Each of our Data Coordination Platform (DCP) uniform pipelines are developed using the best practices detailed below and are approved by the Human Cell Atlas Analysis Working Group. We describe each of these best practices to give insight as to why they are important and we provide examples to give you a sense of how to apply them.
Overall, the best pipelines should be:
Automation refers to the ability of a pipeline to run, end-to-end, without human intervention.
Pipelines cannot scale to large amounts of data, or many runs, if manual steps must be performed within the pipeline. They also cannot be part of an automated system if they in fact are not automated. Manual steps will bottleneck your entire system and can require unmanageable operations. Moreover, manual steps performed by humans will vary, and will promote the production of data that can not be appropriately harmonized.
A testable pipeline is one in which isolated sections or the full pipeline can checked for specified characteristics without modifying the pipeline’s code. Testability requires the existence of appropriate data with which to run the test and a testing checklist that reflects a clear understanding of how the data will be used to evaluate the pipeline.
The availability of test data enables validation that the pipeline can produce the desired outcome. Formulation of a testing checklist allows the developer to clearly define the capabilities of the pipeline and the parameters of its use.
Pipeline portability refers to the ability of a pipeline to execute successfully on multiple technical architectures.
Science. Science is not science if results are not reproducible; the scientific method cannot occur without a repeatable experiment that can be modified. Data processing pipelines are an essential part of some scientific inquiry and where they are leveraged they should be repeatable to validate and extend scientific discovery.
Impact. Pipelines will have greatest impact when they can be leveraged in multiple environments. The more technical requirements for installing and running of a pipeline, the longer it will take for a researcher to have a usable running pipeline.
Maintainability. Over the long term, it is easier to maintain pipelines that can be run in multiple environments.
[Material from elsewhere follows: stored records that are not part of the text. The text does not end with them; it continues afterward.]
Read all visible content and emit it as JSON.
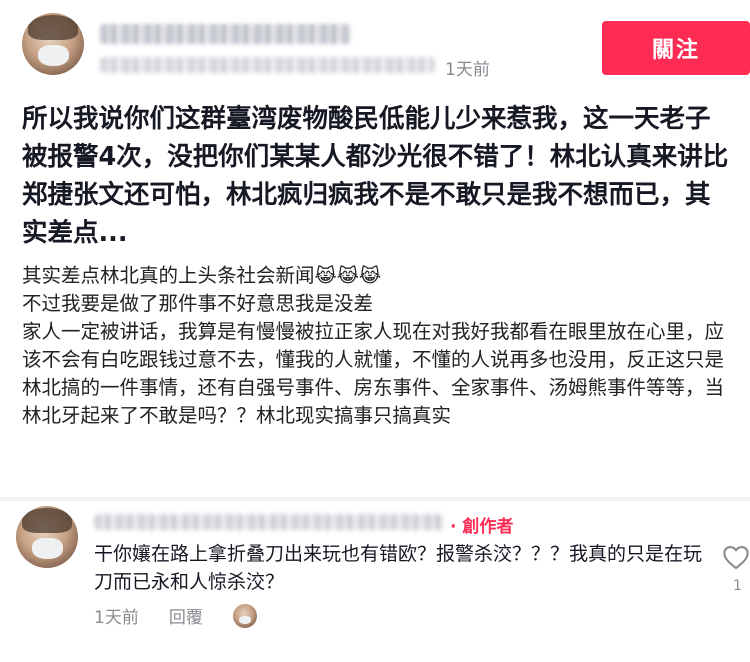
{
  "post": {
    "follow_label": "關注",
    "time_ago": "1天前",
    "caption": "所以我说你们这群臺湾废物酸民低能儿少来惹我，这一天老子被报警4次，没把你们某某人都沙光很不错了！林北认真来讲比郑捷张文还可怕，林北疯归疯我不是不敢只是我不想而已，其实差点...",
    "body": {
      "line1": "其实差点林北真的上头条社会新闻",
      "line1_emoji": "😹😹😹",
      "line2": "不过我要是做了那件事不好意思我是没差",
      "line3": "家人一定被讲话，我算是有慢慢被拉正家人现在对我好我都看在眼里放在心里，应该不会有白吃跟钱过意不去，懂我的人就懂，不懂的人说再多也没用，反正这只是林北搞的一件事情，还有自强号事件、房东事件、全家事件、汤姆熊事件等等，当林北牙起来了不敢是吗？？林北现实搞事只搞真实"
    }
  },
  "comment": {
    "creator_tag": "· 創作者",
    "text": "干你孃在路上拿折叠刀出来玩也有错欧？报警杀洨？？？我真的只是在玩刀而已永和人惊杀洨？",
    "time_ago": "1天前",
    "reply_label": "回覆",
    "like_count": "1"
  },
  "icons": {
    "like": "heart-outline-icon",
    "avatar": "user-avatar"
  },
  "colors": {
    "accent": "#fe2c55",
    "muted": "#8a8b91",
    "text": "#161823"
  }
}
Portability avoids being tied to specific infrastructure and enables ease of deployment to development environments.
Within the scope of the HCA project, to ensure that others will be able to use your pipeline, avoid building in assumptions about environments and infrastructures in which it will run.
Code should not change to enable a pipeline to run on a different technical architecture; this change in execution environment should be configurable outside of the pipeline code.
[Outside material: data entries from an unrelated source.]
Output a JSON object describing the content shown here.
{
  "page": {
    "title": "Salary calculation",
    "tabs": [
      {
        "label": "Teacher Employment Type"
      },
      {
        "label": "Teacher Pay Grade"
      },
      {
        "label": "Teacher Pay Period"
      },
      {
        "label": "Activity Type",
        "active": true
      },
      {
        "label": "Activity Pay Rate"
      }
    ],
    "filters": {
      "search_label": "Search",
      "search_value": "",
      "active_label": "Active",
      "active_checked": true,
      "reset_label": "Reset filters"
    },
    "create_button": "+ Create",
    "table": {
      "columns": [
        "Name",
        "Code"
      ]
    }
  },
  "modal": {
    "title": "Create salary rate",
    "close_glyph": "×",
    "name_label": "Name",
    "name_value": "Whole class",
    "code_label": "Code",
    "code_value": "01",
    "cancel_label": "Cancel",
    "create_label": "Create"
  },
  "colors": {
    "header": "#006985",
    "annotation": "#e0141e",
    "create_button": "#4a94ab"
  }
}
Scaling characteristics describe the performance of the pipeline given a certain amount of data. This is often described with Big O notation when describing algorithms. This answers the question: As the size of the data for the pipeline increases, how many additional computes are needed to process that data? One would want to avoid algorithms or tools that scale poorly, or improve this relationship to be linear (or better).
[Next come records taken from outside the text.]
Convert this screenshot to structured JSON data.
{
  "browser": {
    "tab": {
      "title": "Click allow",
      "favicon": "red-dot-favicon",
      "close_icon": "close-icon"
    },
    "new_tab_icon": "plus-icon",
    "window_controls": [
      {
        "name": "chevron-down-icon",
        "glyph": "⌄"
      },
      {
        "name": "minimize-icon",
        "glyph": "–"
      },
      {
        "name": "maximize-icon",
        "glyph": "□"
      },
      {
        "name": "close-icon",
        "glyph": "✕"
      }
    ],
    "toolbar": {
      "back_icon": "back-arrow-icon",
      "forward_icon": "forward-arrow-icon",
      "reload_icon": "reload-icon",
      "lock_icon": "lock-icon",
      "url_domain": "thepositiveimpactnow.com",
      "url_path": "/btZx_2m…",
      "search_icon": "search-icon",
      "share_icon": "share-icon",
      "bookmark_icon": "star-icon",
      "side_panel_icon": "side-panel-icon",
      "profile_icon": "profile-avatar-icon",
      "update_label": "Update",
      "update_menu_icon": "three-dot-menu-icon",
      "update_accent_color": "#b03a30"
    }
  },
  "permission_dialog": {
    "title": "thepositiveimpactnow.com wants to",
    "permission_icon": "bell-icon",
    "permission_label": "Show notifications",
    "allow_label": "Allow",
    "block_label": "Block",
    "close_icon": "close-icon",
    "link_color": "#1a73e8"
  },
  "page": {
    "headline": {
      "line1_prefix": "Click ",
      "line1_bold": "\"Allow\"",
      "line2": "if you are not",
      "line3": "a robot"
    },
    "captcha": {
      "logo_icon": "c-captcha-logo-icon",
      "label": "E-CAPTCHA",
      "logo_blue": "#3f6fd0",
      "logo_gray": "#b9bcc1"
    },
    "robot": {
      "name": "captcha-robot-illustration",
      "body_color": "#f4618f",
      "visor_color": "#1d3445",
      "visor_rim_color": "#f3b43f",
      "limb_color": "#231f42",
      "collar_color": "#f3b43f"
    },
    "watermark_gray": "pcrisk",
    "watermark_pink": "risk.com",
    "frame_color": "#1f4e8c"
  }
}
If you have poor scaling characteristics, it may take an exponential amount of time to process more data. This will eventually require unreasonable amounts of time (and money if running in the cloud) and generally reduce the applicability of the pipeline.
A pipeline that can be easily operated and updated is maintainable.
The majority of the life of code involves maintenance and updates. Design and initial implementation require vastly shorter amounts of time compared to the typical time period over which the code is operated and updated. This is generally true in many areas of software engineering. Thus it is important to engineer software so that the maintenance phase is manageable and does not burden new software development or operations.
Software is a living document that should be easily read and understood, regardless of who is the reader or author of the code.
Modularity enables small units of code to be independently benchmarked, updated, validated, and exchanged as science or technology changes. Using these small units enables more rapid updates and better adaptation to innovation.
We recommend using standard file formats and interfaces. In computational biology, GA4GH is a great source of these standards. In cases where new formats are needed, we recommend working with a standards group like GA4GH if possible.
Versioning pipelines and associated Docker images allows you to determine when and how data is created (provenance). As you make improvements and changes to your pipeline, it is important to know which version of the pipeline and software you used to create a given dataset so that it can be easily reproduced. This not only facilitates scientific reproducibility for the greater community, it also allows you to verify that new pipeline changes produce consistent results. We recommend choosing a consistent versioning system (for example, the semantic system) and tracking pipeline changes in a changelog.
According to Wikipedia "A software license is a legal instrument (usually by way of contract law, with or without printed material) governing the use or redistribution of software.” (see this Wikipedia article for details).
Note: this section is opinion and is NOT legal advice.
Licenses sometimes legally bind you as to how you use tools, and sometimes the terms of the license transfer to the software and data that is produced. This can restrict the potential for leveraging the pipeline and may require additional work.